Harmonia pensada por Deus
É fato que a graça de Deus toca a alma humana a propósito
deste ou daquele aspecto que o mundo contemporâneo herdou do passado, de modo a
nos dar a impressão de que o objeto contemplado se acha todo impregnado da
mesma graça. Na verdade, o que admiramos será uma coisa natural, repassada de
beleza e proporção, porém mero instrumento através do qual o dom divino exerce
sua ação benfazeja sobre nosso espírito.
Assim nos aparecem, por exemplo, os monumentos europeus,
muitos deles construídos na plena era do amor de Deus, isto é, no apogeu da
Idade Média, quando se delineou o sorriso — prenhe de afabilidade, de majestade
e de uma discreta melancolia — do gótico.

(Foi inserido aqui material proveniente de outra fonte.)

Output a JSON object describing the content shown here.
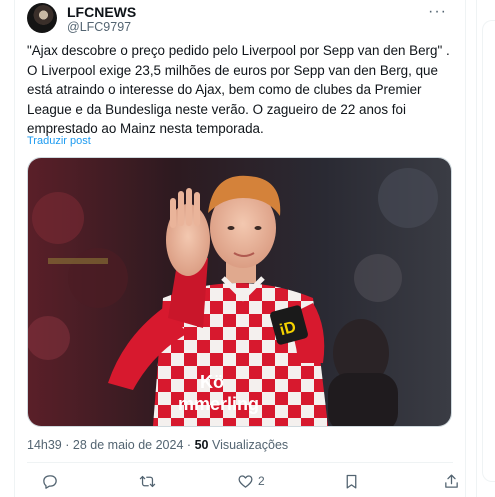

Catedral de Bourges – França |
Tal impressão se faz notar, particularmente, quando
admiramos uma ogiva: esta, pelo mencionado influxo da graça que nos move a
admirá-la, desperta em nós bons sentimentos em relação ao Primeiro Mandamento,
eleva nossas cogitações para as maravilhas divinas, de um lado; enquanto, de
outro, produz sobre o temperamento do homem uma forma de quietude equilibrada,
uma ordenação interior, um certo bem-estar e deleite de espírito sem os quais o
existir quotidiano se lhe torna árduo ao extremo. Através desse deleite, desse
equilíbrio, ele encontra a paz.
Catedral de Dijon, França |
Mais ainda. A ogiva, conferindo-lhe essa tranquilidade de
alma, amaina por isso mil ansiedades e ardências, e o convida a uma necessária
e comedida ascese. Dir-se-ia ser a ogiva uma espécie de gráfico da ordem do
universo, que orienta o homem para essa valiosa disposição ascética, não
rebarbativa, mas florida, mais espiritual que física. Porque o gótico empenha-se
em manifestar mil doçuras e mil flores, as quais são de molde a oferecer ao
homem alegrias e satisfações que desarmam muitas das objeções da anti-ascese.
Com essa suavidade, a ogiva acerta, ajeita e tranquiliza o
que houver de desarranjado no coração humano. Filha de uma arte inspirada pela
graça divina, ela acaba exprimindo uma harmonia mais pensada por Deus do que
pelos homens. Por isso é de uma extraordinária beleza!